To a question on whether the company would look at inorganic growth, he said, "currently our hands is full with organic growth in the country. In ASEAN and Africa MRF's are footprint is better. So it (inorganic growth) could be in this region only. Though nothing on the cards now, suddenly target will come and that is how it works," said Varghese.

Betting big on defence segment

MRF is one of the leading manufacturers of specialised tyres for Defence.

"We are now one of the 4 or 5 top global manufacturers (in the specialised tyres segments)," claimed Varghese. Today of the total MRF's turnover around one% comes from the defence business.

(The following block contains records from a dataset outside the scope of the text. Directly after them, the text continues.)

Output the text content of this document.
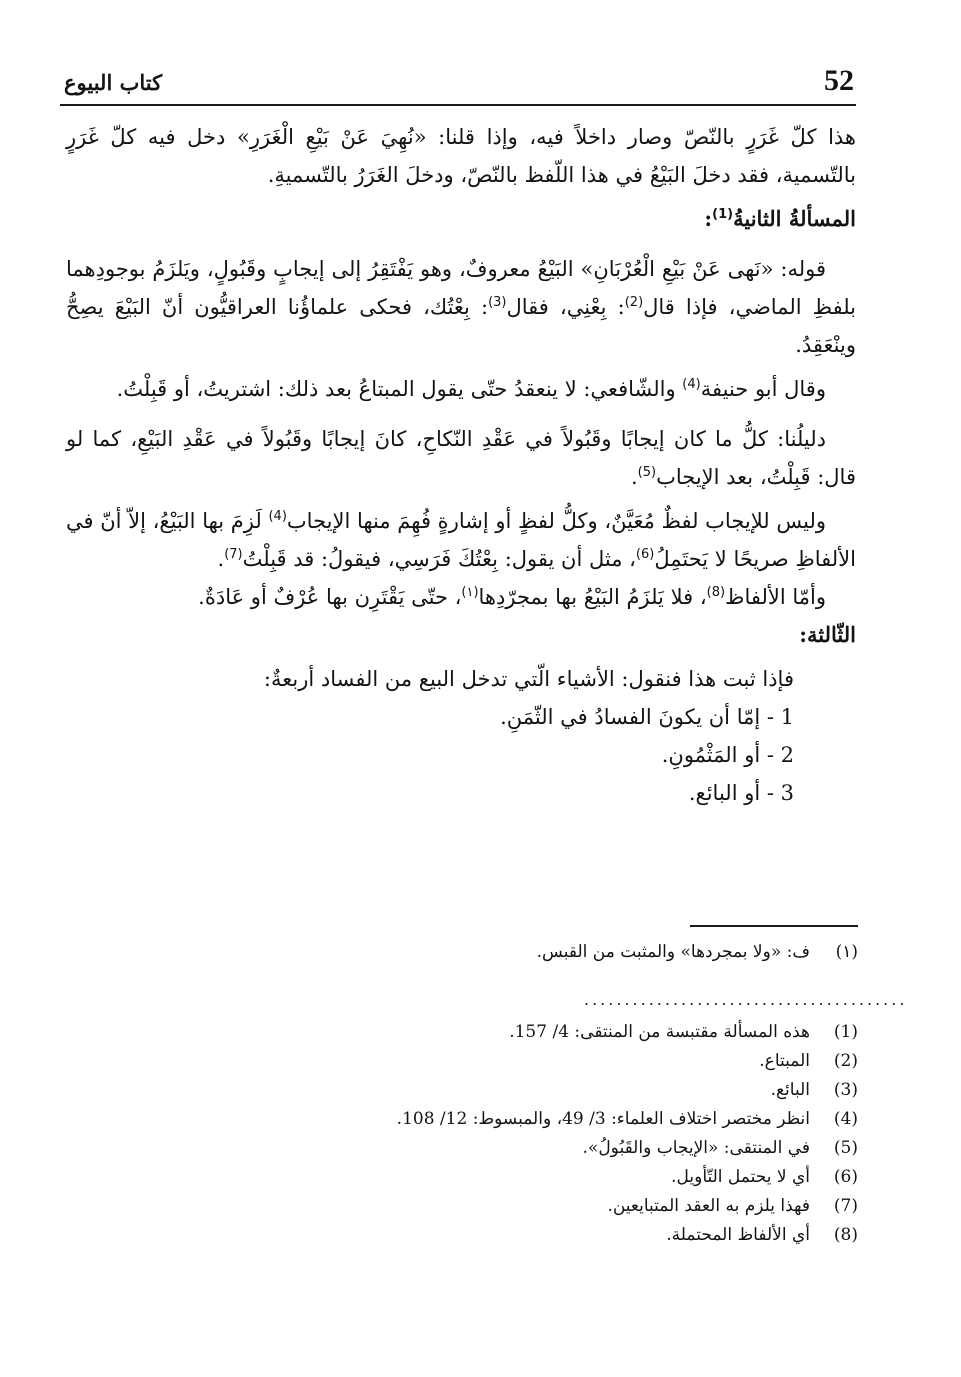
52
كتاب البيوع

هذا كلّ غَرَرٍ بالنّصّ وصار داخلاً فيه، وإذا قلنا: «نُهِيَ عَنْ بَيْعِ الْغَرَرِ» دخل فيه كلّ غَرَرٍ بالتّسمية، فقد دخلَ البَيْعُ في هذا اللّفظ بالنّصّ، ودخلَ الغَرَرُ بالتّسميةِ.

المسألةُ الثانيةُ$^{(1)}$:

قوله: «نَهى عَنْ بَيْعِ الْعُرْبَانِ» البَيْعُ معروفٌ، وهو يَفْتَقِرُ إلى إيجابٍ وقَبُولٍ، ويَلزَمُ بوجودِهما بلفظِ الماضي، فإذا قال$^{(2)}$: بِعْنِي، فقال$^{(3)}$: بِعْتُك، فحكى علماؤُنا العراقيُّون أنّ البَيْعَ يصِحُّ وينْعَقِدُ.

وقال أبو حنيفة$^{(4)}$ والشّافعي: لا ينعقدُ حتّى يقول المبتاعُ بعد ذلك: اشتريتُ، أو قَبِلْتُ.

دليلُنا: كلُّ ما كان إيجابًا وقَبُولاً في عَقْدِ النّكاحِ، كانَ إيجابًا وقَبُولاً في عَقْدِ البَيْعِ، كما لو قال: قَبِلْتُ، بعد الإيجاب$^{(5)}$.

وليس للإيجاب لفظٌ مُعَيَّنٌ، وكلُّ لفظٍ أو إشارةٍ فُهِمَ منها الإيجاب$^{(4)}$ لَزِمَ بها البَيْعُ، إلاّ أنّ في الألفاظِ صريحًا لا يَحتَمِلُ$^{(6)}$، مثل أن يقول: بِعْتُكَ فَرَسِي، فيقولُ: قد قَبِلْتُ$^{(7)}$.

وأمّا الألفاظ$^{(8)}$، فلا يَلزَمُ البَيْعُ بها بمجرّدِها$^{(١)}$، حتّى يَقْتَرِن بها عُرْفٌ أو عَادَةٌ.

الثّالثة:

فإذا ثبت هذا فنقول: الأشياء الّتي تدخل البيع من الفساد أربعةٌ:

1 - إمّا أن يكونَ الفسادُ في الثّمَنِ.

2 - أو المَثْمُونِ.

3 - أو البائع.

(١)
ف: «ولا بمجردها» والمثبت من القبس.
........................................
(1)
هذه المسألة مقتبسة من المنتقى: 4/ 157.
(2)
المبتاع.
(3)
البائع.
(4)
انظر مختصر اختلاف العلماء: 3/ 49، والمبسوط: 12/ 108.
(5)
في المنتقى: «الإيجاب والقَبُولُ».
(6)
أي لا يحتمل التّأويل.
(7)
فهذا يلزم به العقد المتبايعين.
(8)
أي الألفاظ المحتملة.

Some of the investments MRF made, will try to amortise through the long term orders. If I am going to do a quick P&L of one year then it wont work. But if you look this as strategic investment, keeping long term (about 10 years) in mind, then it will be a good business bet, he said.

For instance, Sukhoi is large fleet and its a long-term business. MRF is the only Indian company which supplies specialised tyres to defence. On Saturday, the company launched a new tyre 'Aeromuscle' for Sukhoi 30 MKI's.

The company is also looking at manufacturing tyres for Navy aircrafts 747 and for MIG 29, which is the second largest fleet after Sukhoi in Indian Air Force (IAF).

MRF forayed into the aviation tyre industry through the Chetak Helicopter tyres for the Indian Air Force and HAL and commercialisation was from 2008. MRF has been the only supplier for Chetak Helicopters to HAL and the armed forces, since then.